Hmm... The meat eaters vs. vegetarian thing wasn't to imply that the MPC didn't have meat, only that meat eaters don't care about vegetables, no matter how good they taste. It works the other way around too.
Regardless, foleycore is lacking serious conceptual knowledge if he's trolling workstation keyboard forums. He needs to move his blathering over here:
http://forums.rolandclan.info/index.php ... _all&fid=3
Or here:
http://www.mvnation.com/phpBB/viewforum ... 66efa93deb
the VA in the MPC5000 was directly lifted from the Alesis Fusion synth which was the best virtual analog i have ever heard and is itself based on the Alesis Ion which got rave reviews.
I thought it was Alesis and
Waldorf. Guess you pulled the whole Waldorf and Sony Oxford thing out of thin air, huh?
you have your facts wrong, as you can indeed pick a sound or any group of sounds from a single pad, in fact you can PLAY a sound or any GROUP of sounds from a single pad.
Not like a workstation. You can't, say, pull up a piano patch and a string patch, plug in a keyboard, and play both simultaneously in a live context. All routing is performed through the sequencer, and you're only playing the destination for the currently selected track. The only way to layer a piano and strings is to custom-build a multilayered multisample, which is
extremely time consuming.
Again, this isn't a disadvantage; it simply reflects the inherent differences between boxes like the MPC and proper keyboard workstations.
It has been well proven that sounds that are compressed DO NOT translate well to extra compressed formats such as MP3, AAC etc so you've got trouble buddy boy.
Huh? Proven where? Give me one source. Besides, Roland's scheme is
nothing like MP3 compression. You might want to read up on what data compression really means and how various schemes differ.

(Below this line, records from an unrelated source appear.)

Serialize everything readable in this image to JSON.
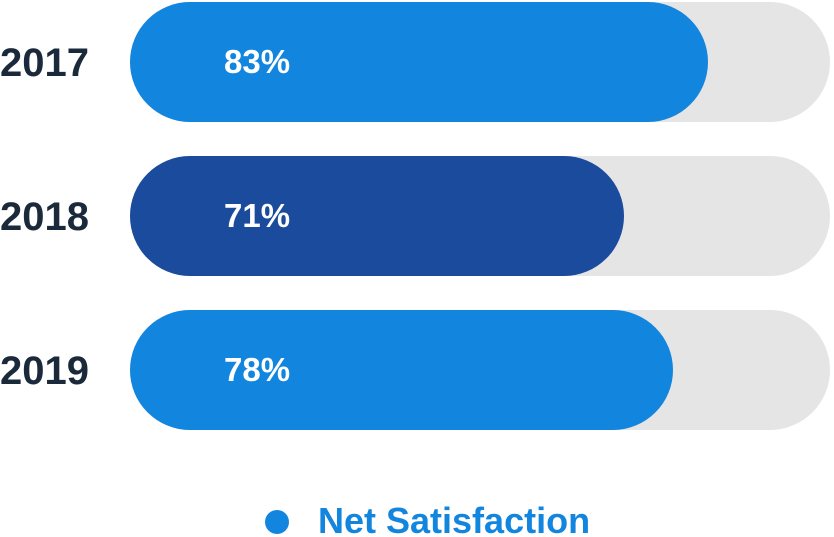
{
  "chart_data": {
    "type": "bar",
    "orientation": "horizontal",
    "categories": [
      "2017",
      "2018",
      "2019"
    ],
    "series": [
      {
        "name": "Net Satisfaction",
        "values": [
          83,
          71,
          78
        ],
        "value_labels": [
          "83%",
          "71%",
          "78%"
        ]
      }
    ],
    "xlim": [
      0,
      100
    ],
    "grid": false,
    "legend_position": "bottom-center",
    "colors": {
      "bars": [
        "#1285df",
        "#1a4b9d",
        "#1285df"
      ],
      "track": "#e5e5e5",
      "legend": "#1285df",
      "category_text": "#1b2a3a",
      "value_text": "#ffffff"
    }
  }
}
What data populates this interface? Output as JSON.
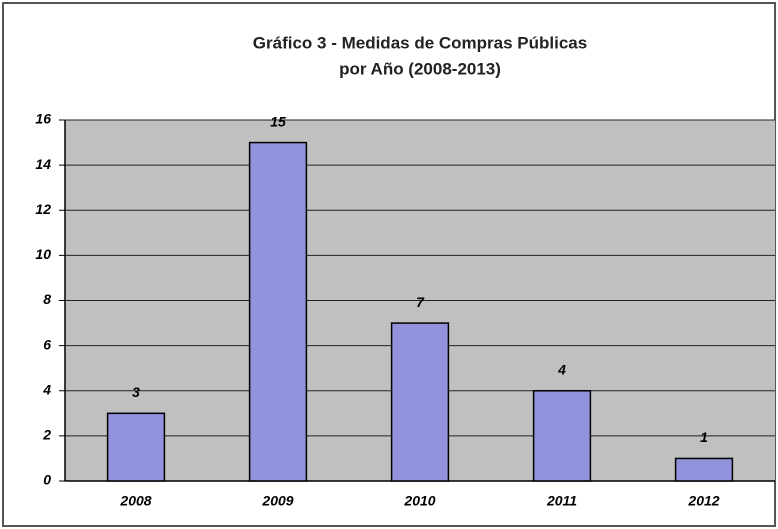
{
  "chart_data": {
    "type": "bar",
    "title": [
      "Gráfico 3 - Medidas de Compras Públicas",
      "por Año (2008-2013)"
    ],
    "categories": [
      "2008",
      "2009",
      "2010",
      "2011",
      "2012"
    ],
    "values": [
      3,
      15,
      7,
      4,
      1
    ],
    "color": "#9191dc",
    "ylim": [
      0,
      16
    ],
    "yticks": [
      0,
      2,
      4,
      6,
      8,
      10,
      12,
      14,
      16
    ],
    "grid": true
  }
}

your fantom doesn't have grid recording but the 5000 does plus we have step piano roll pattern and linear, are you telling me akai hasn't worked out a streamlined user interface, i think you better wake up out of that misguided dream. you're getting it all wrong.
Sigh... Foleycore, buddy. Seriously. Are you scared of the MV or something? Why do you keep mentioning the Fantom-G? It's like you're picking on some freshman, while hopelessly oblivious of his 250-pound buff brother standing behind him.
One more time: Compare the MPC with the MV-8800, because they're the
same TYPE of product.
Truth be told, I think Akai made a smart move—They returned to their roots. Instead of trying to compete with vastly superior software sequencers (or the MV's sequencer), they focused more on simplicity and elegance. Their primary market is existing MPC users who can't bother learning a new workflow (which, admittedly, is huge). The new features are welcome, and the thing sounds very good. It's still not a workstation (because it's not
supposed to be), and it's not an MV-8800 either. It's the best MPC Akai's ever made, which for many, is good enough.